The first point wasn’t much a surprise. After all, name a large tech company that doesn’t have reams of content that spells out in infinite ways why their product or solution is better than the competition. From sell-sheets and white papers to PPT presentations and ROI calculators, these types of middle- and bottom-of-funnel assets are readily available for partners to use at any given time.

But as we all know, the buying process has dramatically changed in recent years. For partners to nurture their own leads and continue growing their existing customer base, they need conversations, not differentiated solutions. Prospects want to talk about pain points, not feature sets. They’re thinking about business challenges, not infrastructure specs…at least, not yet.

That’s why more—and better—top-of-funnel (TOFU) content is needed. Better yet, partners need more content that doesn’t promote your brand. They need more assets that address customer problems.

And while we’re at it, we highly suggest that you give partners MORE ROOM to promote their own brands. In an article written for Channel Marketer Report, Mike Moore, VP of Channel Strategy at Averetek, noted that when CMOs see partners as unreliable participants in bringing the company’s message to the market, they generally direct their brand teams to exert tight control over use of the company’s brand identity and marketing materials.

The problem with enforcing strict co-branding guidelines, wrote Moore, is that it makes “through-partner marketing incredibly rigid and potentially ineffective.”

Your logo isn’t the hero

It’s often a forgotten point: partners have a brand of their own. And who wouldn’t want to promote their own brand! So why not allow them to do just that? If they’re developing the leads, nurturing them through the buying process, and educating them on the benefits of using your solution, is it really necessary to be the primary brand on a piece of content? After all, you both win in the end.

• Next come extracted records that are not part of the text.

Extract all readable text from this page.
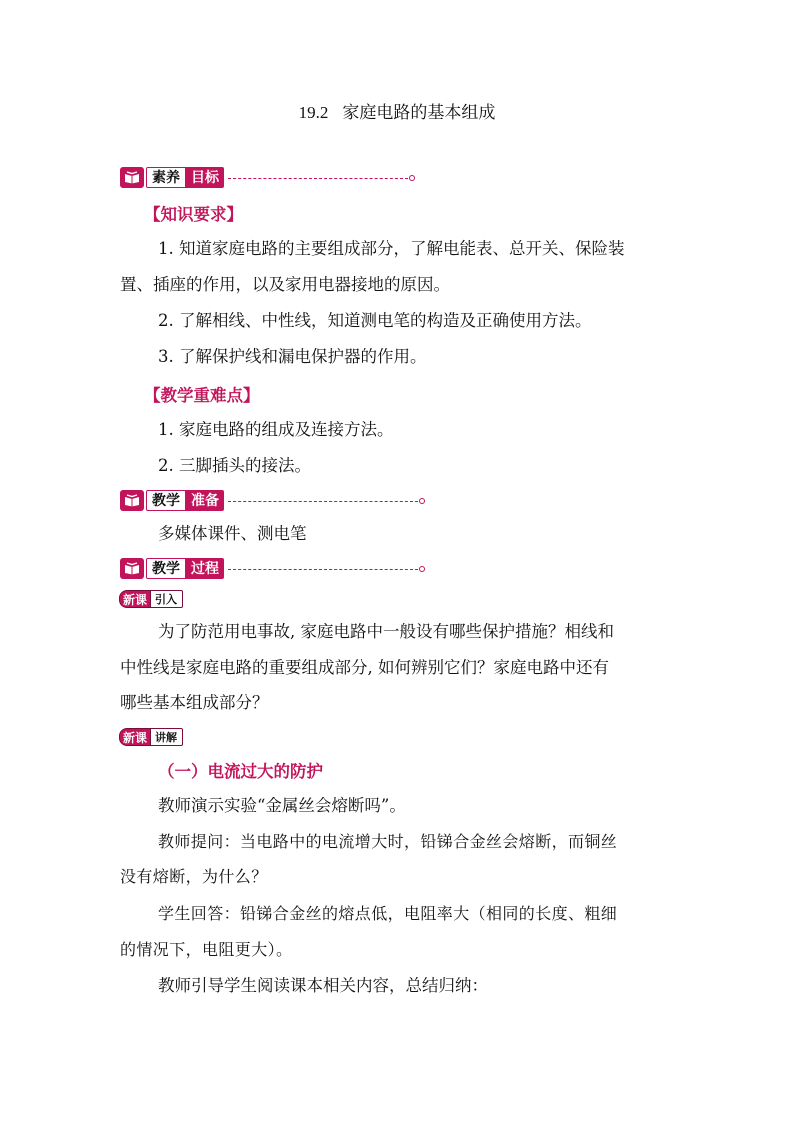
19.2 家庭电路的基本组成
素养 目标
【知识要求】
1. 知道家庭电路的主要组成部分，了解电能表、总开关、保险装
置、插座的作用，以及家用电器接地的原因。
2. 了解相线、中性线，知道测电笔的构造及正确使用方法。
3. 了解保护线和漏电保护器的作用。
【教学重难点】
1. 家庭电路的组成及连接方法。
2. 三脚插头的接法。
教学 准备
多媒体课件、测电笔
教学 过程
新课 引入
为了防范用电事故, 家庭电路中一般设有哪些保护措施？相线和
中性线是家庭电路的重要组成部分, 如何辨别它们？家庭电路中还有
哪些基本组成部分？
新课 讲解
（一）电流过大的防护
教师演示实验“金属丝会熔断吗”。
教师提问：当电路中的电流增大时，铅锑合金丝会熔断，而铜丝
没有熔断，为什么？
学生回答：铅锑合金丝的熔点低，电阻率大（相同的长度、粗细
的情况下，电阻更大）。
教师引导学生阅读课本相关内容，总结归纳：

So we recommend easing up on the reigns of controlling the branding of the TOFU content you supply for partners. Even better, we humbly suggest you provide these valuable marketing materials in three ways for partners:

  • Co-branded content – The industry standard. Give equal room for partners to customize and add their own branding. Or god forbid, let them take the primary branding space and only use the back page/cover for your more well-known brand mark.
  • Neutral-branded content – We get it. Most enterprise vendors have spent millions on developing their brands, so they want to use it. But we’ve found many partners are more hesitant to fully leverage content assets that scream, “this is (vendor name) content.” Why not develop a mini-brand that leverages components of the supplier brand (such as colors or fonts), but doesn’t uniquely identify it as such? This way, the partner can hopefully get more recognition and awareness of their brand while promoting your quality asset.
  • Raw content – The bare bones. Give partners the source files, illustrations and copy documents and allow them to use in their preferred ways. This route also allows partners to customize the content for multiple purposes and to “spin it” to best suit their business capabilities and skill sets

To sum it up, the key to better partner engagement just might be providing content that works better for them than it does for you. But as we’ve already mentioned, it’s still a win-win—and that’s what everyone wants in the end!